With European perfumery flourishing, especially in France, colonial expansion provided the ingredients to sustain the nascent industry.

A striking example is the vanilla. Brought to Europe by the Spanish in the 16th century, it became an important colonial crop in the Indian Ocean. Helwani cites the story of Edmond Albiusa boy enslaved on Reunion Island (formerly Bourbon), who at the age of 12, in 1841, discovered the practical method for manually pollinating vanilla orchids.

“If it weren’t for him, vanilla would have remained a rarity. In a world of patented technologies, I’ve always wondered how much of a billionaire Edmond Albius would have been if he hadn’t been enslaved,” notes Helwani. “When we talk about the ‘history of perfume’, we are simultaneously talking about the history of empirescommerce and colonialism.”

Over time, European perfume houses became central to branding and marketing, cementing the association between refinement and European aesthetics. “Although the fundamental ingredients come from diverse global regions with rich historical traditions of aromatic use, the presentation and marketing narratives tend to be Eurocentric”says Huber.

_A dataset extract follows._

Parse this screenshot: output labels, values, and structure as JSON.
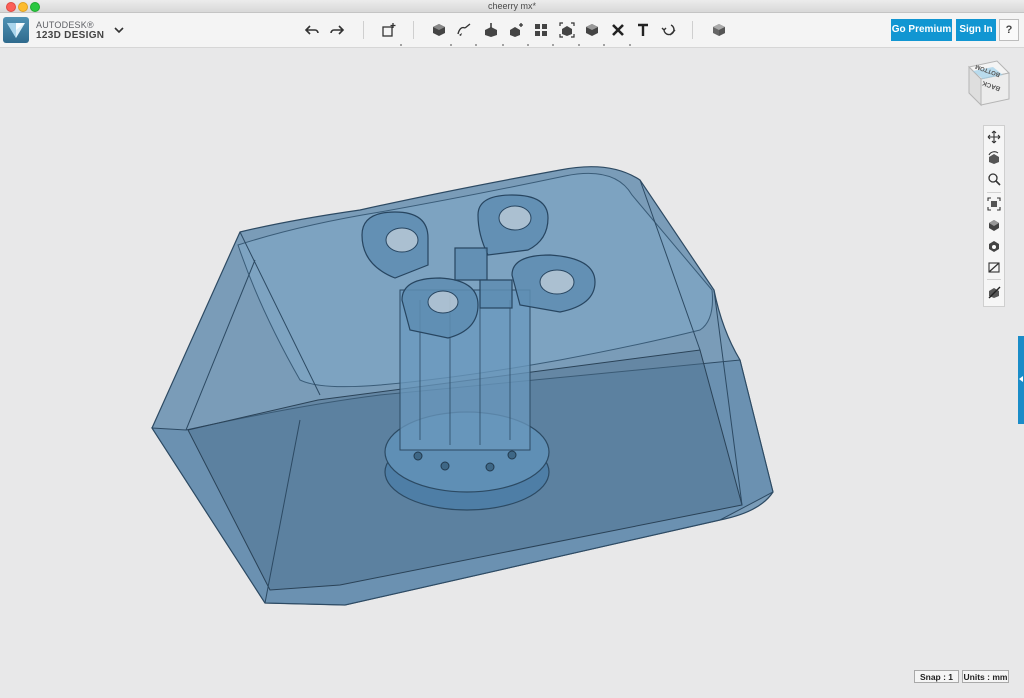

Some European houses that classify fragrances as “oriental” have attracted criticism. “The ‘Orient’ attempts to encapsulate a vast region (…) where many perfumery practices and raw materials originated,” says an online petition on the topic. “The consistent use of the term to evoke the exotic and fragrant erases imperialism and Islamophobia that continue to destabilize these areas of the world today.”

Since the 2000s, marketing has replaced “oriental” with “amber” to describe warm fragrances.